El Canciller de la República ha informado que se ha creado una comisión binacional para estudiar la cuestión de las aguas del Silala. Pero ojalá que esta nueva comisión no se empantane como las demás que se establecieron y que no llegaron a ningún acuerdo positivo.
Como se tiene conocimiento, mediante decreto de 20 de junio de 1997, el Gobierno boliviano derogó la concesión otorgada por la Prefectura de Potosí a la empresa de ferrocarriles ´The Antofagasta and Bolivian Railway´, sociedad constituida en Londres, con capitales británicos y con socios minoristas chilenos y bolivianos.
Desde la aprobación del mencionado decreto, los gobiernos nacionales que se sucedieron trataron de buscar una solución al problema del Silala, pero en su ofuscación y temor a la opinión pública, sólo atinaron a conformar comisiones técnicas que se dedicaron a estudiar y evacuar informes donde se determinaba que esas aguas conformaban un manantial y, por tanto, todas las aguas serían bolivianas. Mientras que Chile, por su parte, también efectuó estudios sobre la zona llegando a una conclusión diametralmente opuesta, señalando que las aguas del Silala constituían un río internacional.
Ahora se organizará una comisión binacional, siempre con la creencia de que ese acuífero constituye un problema técnico. Pero ahí está el error. Los técnicos nunca se pondrán de acuerdo porque cada parte defenderá lo suyo a rajatabla. Por ello, el único modo de llegar a una compensación por el usufructo chileno de dichas aguas es mediante un arreglo político.
Para poder negociar con Chile sobre el Silala, es menester tomar en cuenta algunos puntos importantes que se han debatido a lo largo de los diez años en que dura este litigio. Primeramente, el hecho de que no es posible exigir que el Gobierno chileno sea responsable del empleo por noventa años de las aguas de ese acuífero, realizada por la mencionada entidad británica. Además, el uso de esas aguas era legal hasta que el Gobierno de Bolivia, mediante el citado decreto, derogó la concesión.

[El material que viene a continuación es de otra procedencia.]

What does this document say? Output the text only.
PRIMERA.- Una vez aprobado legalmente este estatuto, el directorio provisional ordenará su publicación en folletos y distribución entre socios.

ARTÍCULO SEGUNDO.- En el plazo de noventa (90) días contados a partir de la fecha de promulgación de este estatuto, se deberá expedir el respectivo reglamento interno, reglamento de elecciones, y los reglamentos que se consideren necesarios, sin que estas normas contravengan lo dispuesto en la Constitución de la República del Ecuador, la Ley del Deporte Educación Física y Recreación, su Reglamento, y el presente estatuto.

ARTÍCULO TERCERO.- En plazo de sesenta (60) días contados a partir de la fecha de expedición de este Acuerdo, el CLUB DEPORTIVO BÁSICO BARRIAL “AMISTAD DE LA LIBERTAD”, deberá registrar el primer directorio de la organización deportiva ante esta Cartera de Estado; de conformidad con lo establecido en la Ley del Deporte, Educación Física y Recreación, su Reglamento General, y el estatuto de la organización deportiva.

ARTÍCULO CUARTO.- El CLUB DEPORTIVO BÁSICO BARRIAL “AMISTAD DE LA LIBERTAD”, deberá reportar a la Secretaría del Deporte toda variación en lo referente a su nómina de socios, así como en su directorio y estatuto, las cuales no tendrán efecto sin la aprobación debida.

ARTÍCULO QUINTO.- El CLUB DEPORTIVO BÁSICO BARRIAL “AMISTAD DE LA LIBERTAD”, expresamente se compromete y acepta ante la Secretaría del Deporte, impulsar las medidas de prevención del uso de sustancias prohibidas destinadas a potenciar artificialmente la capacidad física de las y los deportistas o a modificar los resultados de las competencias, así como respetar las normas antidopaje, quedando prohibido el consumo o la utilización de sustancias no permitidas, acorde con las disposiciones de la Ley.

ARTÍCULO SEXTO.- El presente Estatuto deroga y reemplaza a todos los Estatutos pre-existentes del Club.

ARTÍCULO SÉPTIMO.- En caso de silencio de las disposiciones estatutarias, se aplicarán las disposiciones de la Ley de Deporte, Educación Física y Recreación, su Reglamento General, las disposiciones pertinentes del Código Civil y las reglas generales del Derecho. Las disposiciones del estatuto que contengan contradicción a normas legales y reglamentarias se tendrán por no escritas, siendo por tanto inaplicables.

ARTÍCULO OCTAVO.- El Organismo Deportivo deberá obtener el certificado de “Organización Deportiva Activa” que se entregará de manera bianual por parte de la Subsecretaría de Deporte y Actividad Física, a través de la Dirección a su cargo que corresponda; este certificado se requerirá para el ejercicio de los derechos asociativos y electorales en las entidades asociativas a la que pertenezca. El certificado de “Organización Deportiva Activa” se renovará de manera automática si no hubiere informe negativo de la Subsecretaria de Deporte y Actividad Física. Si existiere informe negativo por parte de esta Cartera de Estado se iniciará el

Asimismo, que el problema del Silala se agrava sobre todo porque existe en nuestro país un empecinamiento dogmático de considerar que todas sus aguas pertenecen a Bolivia, lo que ha impedido su trato con Chile. Posiblemente, gran parte de las aguas que se dirigen al territorio chileno por el canal construido por la empresa del Ferrocarril de Antofagasta a Bolivia sea nacional, pero no se puede negar que algo de ellas habría llegado a ese país en forma natural, aunque no hubiese canal.
Es necesario tener presente que existen algunos documentos que avalan que el Silala se habría constituido en un riachuelo antes de la construcción del canal artificial. El principal de ellos sería el mapa adjunto al Tratado de Paz de 1904, el cual forma parte integrante del mismo, y donde se habla del ´río Silole´. Además, se sabe que esa empresa ferrocarrilera utilizaba sus aguas mucho antes de que construyera el canal artificial.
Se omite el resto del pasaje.